I have about 12 of these for sale if anyone is needing a 96w PC light (square pin).
6700k daylight

I am selling for $20 each.

Let me know if anyone is interested and I can bring them to the meeting. I am listing here as I want to avoid shipping these.


----------



## CrownMan (Sep 12, 2005)

PM sent.


----------



## supersmirky (Oct 22, 2008)

Got two of them reserved for you. I'll bring them to the meeting on Saturday.


----------



## supersmirky (Oct 22, 2008)

Still have 8 left if anyone is interested.

Square pin


----------



## CrownMan (Sep 12, 2005)

I got the lights and put them in my Coralife 2x96 fixture 8 days ago. I didn't realize how old and faded my lights had become. The new lights were very bright and in fact, I run 1 for 9 hours and the other on a seperate times for 5 hours. Plants are perling much more than before and the Ludwigia Pantanal and Tonina Belem have doubled their growth rate. Unfortunately, my Cuba and Aromatica have also doubled and need a major trim. I may just run the 1 light for awhile and see what happens.

Thanks Chris. These were a bargain. I only wish my other 36" light used square pins instead of straigt pins.

If you still have them next meeting, I will definately get 2 more to use next year or to get a straight to square converter.


----------



## supersmirky (Oct 22, 2008)

Hi Mike

I know a cheap and easy (may be ugly but...) to convert from straight pin (german) to the square pin (US).

Glad those lights worked out for you! I have 2 96w straight pin lights I could give you at the next meeting but they have been up for about 7 months so I doubt they would be any good for you either...

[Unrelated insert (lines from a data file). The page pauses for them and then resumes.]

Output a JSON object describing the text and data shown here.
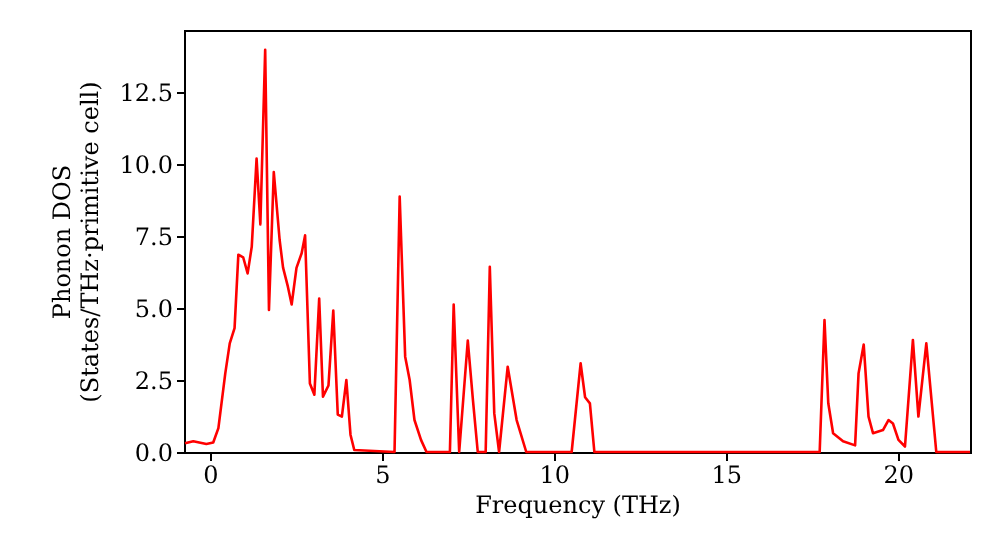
{
  "chart_data": {
    "type": "line",
    "xlabel": "Frequency (THz)",
    "ylabel": "Phonon DOS\n(States/THz·primitive cell)",
    "x": [
      -0.72,
      -0.48,
      -0.1,
      0.1,
      0.25,
      0.45,
      0.58,
      0.72,
      0.83,
      0.97,
      1.1,
      1.22,
      1.36,
      1.47,
      1.61,
      1.72,
      1.86,
      2.03,
      2.13,
      2.27,
      2.38,
      2.52,
      2.67,
      2.77,
      2.91,
      3.04,
      3.18,
      3.29,
      3.45,
      3.59,
      3.72,
      3.84,
      3.97,
      4.09,
      4.2,
      5.37,
      5.52,
      5.68,
      5.81,
      5.95,
      6.14,
      6.3,
      6.98,
      7.09,
      7.25,
      7.5,
      7.65,
      7.79,
      8.02,
      8.14,
      8.27,
      8.41,
      8.66,
      8.92,
      9.2,
      10.52,
      10.78,
      10.91,
      11.05,
      11.18,
      17.73,
      17.87,
      17.98,
      18.12,
      18.41,
      18.76,
      18.86,
      19.01,
      19.15,
      19.28,
      19.57,
      19.73,
      19.86,
      20.02,
      20.21,
      20.44,
      20.6,
      20.83,
      21.12,
      22.1
    ],
    "series": [
      {
        "color": "#ff0000",
        "values": [
          0.3,
          0.37,
          0.28,
          0.33,
          0.83,
          2.73,
          3.77,
          4.3,
          6.85,
          6.76,
          6.2,
          7.13,
          10.19,
          7.9,
          13.96,
          4.93,
          9.72,
          7.36,
          6.4,
          5.74,
          5.12,
          6.39,
          6.9,
          7.52,
          2.38,
          1.99,
          5.33,
          1.92,
          2.31,
          4.91,
          1.3,
          1.23,
          2.5,
          0.6,
          0.07,
          0,
          8.87,
          3.31,
          2.5,
          1.11,
          0.42,
          0,
          0,
          5.12,
          0,
          3.87,
          1.8,
          0,
          0,
          6.43,
          1.34,
          0,
          2.96,
          1.11,
          0,
          0,
          3.08,
          1.9,
          1.69,
          0,
          0,
          4.58,
          1.69,
          0.65,
          0.37,
          0.23,
          2.73,
          3.73,
          1.23,
          0.65,
          0.76,
          1.11,
          0.99,
          0.42,
          0.19,
          3.89,
          1.23,
          3.77,
          0,
          0
        ]
      }
    ],
    "xlim": [
      -0.75,
      22.1
    ],
    "xticks": [
      0,
      5,
      10,
      15,
      20
    ],
    "ylim": [
      0,
      14.65
    ],
    "yticks": [
      {
        "value": 0,
        "label": "0.0"
      },
      2.5,
      {
        "value": 5,
        "label": "5.0"
      },
      7.5,
      {
        "value": 10,
        "label": "10.0"
      },
      12.5
    ],
    "marker": "none",
    "line_style": "solid"
  }
}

If you are interested in converting the straight pin to square pin, I can find the link that explains it....i just converted mine so I could use the bulbs


----------



## supersmirky (Oct 22, 2008)

Hi Mike

Here is a link showing how to do the conversion

http://www.nano-reef.com/forums/index.php?showtopic=161504&hl=

I used airline tubing cut in little pieces to slide over the connecters, but this shows a different way.


----------